The other thing we do a lot is practice at home together. We have a ton of old golf balls in a tub in the backyard where we practice chipping. We also practice shorter chipping and putting in the living room. (She has said that the words “chipping” and “living room” should not be used in the same sentence! But it’s okay, there’s enough room.)
The third thing I do with her is have contests when chipping in the yard, the living room, or on the putting green at the local course. It helps inspire her competitive spirit!
- Twyla C.
- The best advice I learned when starting to play was to not follow a bad shot with another bad shot. Regroup, choose your club carefully, slow down, and focus on making good contact with the ball. The bad shot is behind you. The most important shot is the next one.
- Alison F.
- Go buy Ben Hogan’s Five Fundamentals of Golf and memorize it. I still pull it out and review after 30 years of playing.
- Jeanette M.
- Keep up with the group you are in. If you are having trouble on a hole, don’t be afraid to pick up and move on.
- Carol M.
- I started by walking with my husband and just putting when he got to the green. I’d drop a ball and putt it out. Then I added chipping and putting each hole with my husband while I was taking lessons. I started hitting from the front tees once I was more comfortable with my low irons but my driver was super frustrating so I concentrated on all my irons. Then I added hybrids. Joining the women’s Niners group was super great because they were all so encouraging and 9 holes was way more comfortable. Next I need to add my 5 wood and driver and my goal is to be able to join the 18 hole women’s group next spring by working all year.
- Pat S.
- Best advice I received was “hit down on irons and up on woods.”
- Judy T.
- Focus on target and tempo. One shot at a time. HAVE FUN!
- Clarie T.
- Advice when I was first learning to play golf (before keeping score!):
- Kick it back into the short grass
- Keep your head down and eye on the ball
- Laugh and have fun!
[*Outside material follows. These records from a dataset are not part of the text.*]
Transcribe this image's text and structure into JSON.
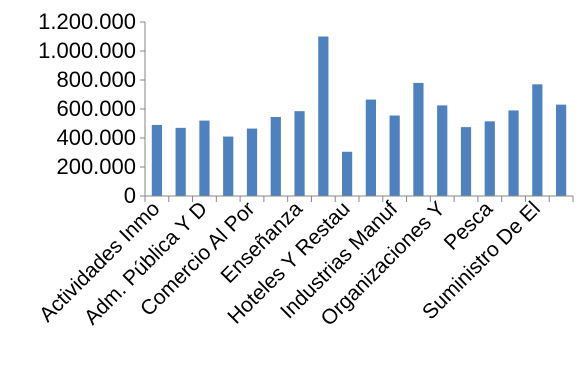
{
  "chart_data": {
    "type": "bar",
    "categories": [
      "Actividades Inmo",
      "",
      "Adm. Pública Y D",
      "",
      "Comercio Al Por",
      "",
      "Enseñanza",
      "",
      "Hoteles Y Restau",
      "",
      "Industrias Manuf",
      "",
      "Organizaciones Y",
      "",
      "Pesca",
      "",
      "Suministro De El",
      ""
    ],
    "values": [
      490000,
      470000,
      520000,
      410000,
      465000,
      545000,
      585000,
      1100000,
      305000,
      665000,
      555000,
      780000,
      625000,
      475000,
      515000,
      590000,
      770000,
      630000
    ],
    "y_ticks": [
      "0",
      "200.000",
      "400.000",
      "600.000",
      "800.000",
      "1.000.000",
      "1.200.000"
    ],
    "ylim": [
      0,
      1200000
    ],
    "title": "",
    "xlabel": "",
    "ylabel": "",
    "grid": false,
    "legend": "none",
    "bar_color": "#4f81bd",
    "axis_color": "#868686"
  }
}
You paid to play!
- No worries, you could be home cleaning house
- That one good shot will keep you coming back!
- Advice when I was first learning to play golf (before keeping score!):
- Jo H.
- Keep moving forward
- Never leave your cart (push or otherwise) behind you.
- You never want to walk ‘back’ to your cart.
- The cart should always be beside you when you hit the ball. One simple thing that will help to keep the game moving.
- Kay F.
- Remember to concentrate on one shot at a time, take a deep breath and relax!
- Kelly W.
- Best suggestion when I first started to play – use the 150 mark as your tee box. Allows you to be comfortable playing with other better golfers without affecting pace of play significantly. Use the hand wedge out of sand if you aren’t able to get out after 2 tries. You will eventually – don’t beat yourself up when you’re still learning.